Denuncian padres en Atliaca que las maestras expulsadas pretenden dividirlos para regresar
Lourdes Chávez
Chilpancingo
El comité de padres de familia y del consejo escolar de participación social de la secundaria Ernesto Moreno Bello, en la comunidad nahua de Atliaca, municipio de Tixtla, exigieron al gobernador Ángel Aguirre Rivero y la secretaria de Educación, Silvia Romero Suárez, que hagan un seguimiento puntual para lograr la solución definitiva al conflicto interno de la escuela, porque desde oficinas centrales están alentando una confrontación entre los habitantes.
El presidente del comité, Roberto de la Cruz, recordó que hace nueve meses expusieron públicamente que la escuela se encontraba en una situación crítica, porque el director Eráclito Hernández García, comercializaba con los bienes de la escuela, incluso vendía certificados y dos maestros no tenían una conducta apropiada, “no respondían a las necesidades de la educación.
Aunque lograron la destitución de los docentes, añadió que en noviembre, ocho maestras abandonaron las aulas y a sus alumnos para solidarizarse con los despedidos; estimaron que por 15 días no asistieron a clases, y la comunidad bloqueó el 12 de noviembre la carretera federal a Mártir de Cuilapán, para exigir la atención de las autoridades.
Destacaron la intervención del subsecretario de Educación Básica, José Villanueva Manzanares, quien envió dos nuevos docentes y que con la planta docente que se quedó en la escuela, atendieron la demanda educativa, pero ahora las maestras que abandonaron la secundaria están realizando una campaña casa por casa en la población, para impulsar un movimiento social para que los trabajadores expulsados regresen a la comunidad.

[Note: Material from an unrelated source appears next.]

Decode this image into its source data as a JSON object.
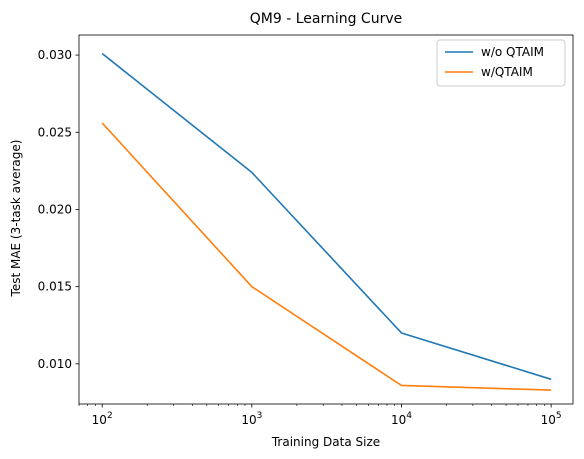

En este sentido, los integrantes del comité de padres de familia y del consejo escolar de participación social, demandaron a las autoridades que intervengan en esta situación, para que los maestros no regresen. Consideraron que los maestros expulsados tienen representantes sindicales que los habrán de asesorar para mantener su empleo, pero en Atliaca ya no los quieren.
Denunciaron que el director vendía los libros de texto a las personas que elaboran cuetes, también vendía certificados, y en lugar de armonía motivaba la discordia entre los trabajadores, asimismo daba un trato déspota a los padres, a quienes se refería como “indios”.

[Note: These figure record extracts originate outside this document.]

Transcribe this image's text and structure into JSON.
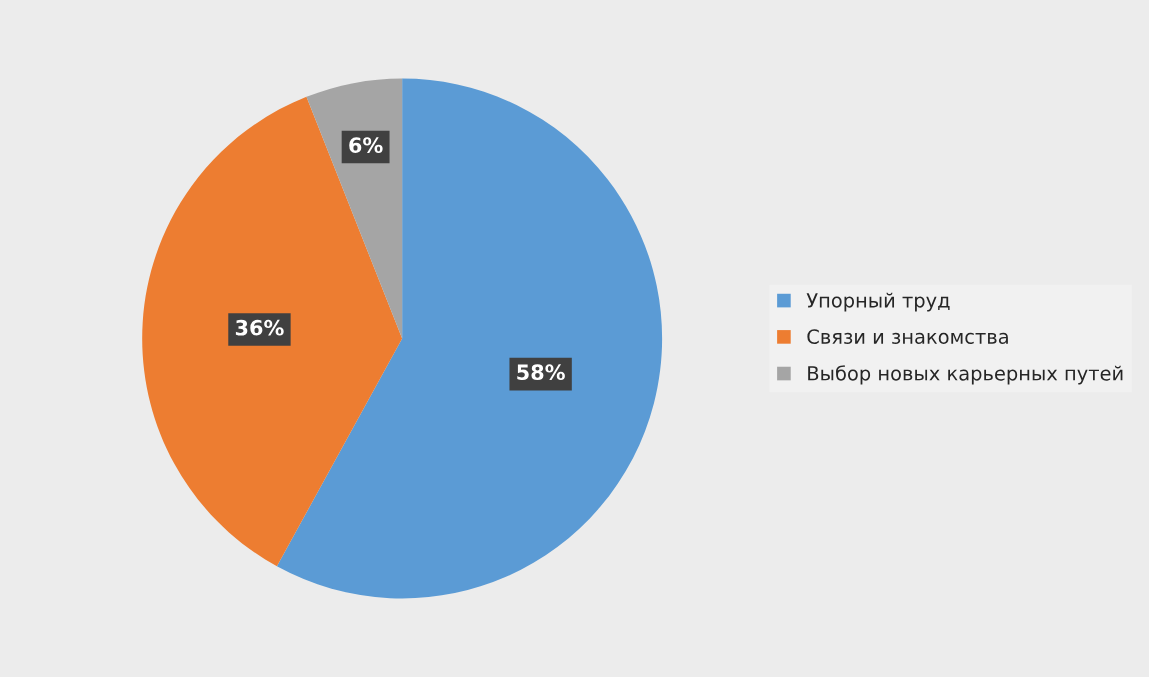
{
  "chart_data": {
    "type": "pie",
    "categories": [
      "Упорный труд",
      "Связи и знакомства",
      "Выбор новых карьерных путей"
    ],
    "values": [
      58,
      36,
      6
    ],
    "colors": [
      "#5b9bd5",
      "#ed7d31",
      "#a5a5a5"
    ],
    "value_labels": [
      "58%",
      "36%",
      "6%"
    ],
    "legend": "right"
  }
}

Asimismo, señalaron al maestro de educación física, Alberto Hernández Morales, extorsionaba y acosaba a los alumnos; el de ciencias, Pedro Chepillo Reyes, iba a trabajar en estado de ebriedad, “y en vez de dar educación como lo marca el programa, les hablaba sobre su vida íntima”.
Responsabilizaron a la la jefa de Secundarias Generales, María Esthela Delgado Terán, por no atender el conflicto con puntualidad, porque nunca le dio importancia a sus quejas y denuncias, por lo que tuvieron que llevarlos la asamblea de la comunidad, para emprender acciones.
Asimismo, denunciaron que la jefa se comprometió a resolver este conflicto ante el subsecretario Villanueva Manzanares, pero en los hechos desconoce los acuerdos y le dijo a la población, “háganle como quieran”.
La madre de familia Natividad Valle declaró: “Hoy el pueblo y el comisario municipal dicen que no van a permitir que los maestros regresen, pero las maestras ahora van casa por casa, para meternos una dinámica de confrontación, queremos informar de esta problemática a la secretaria y al gobernador”.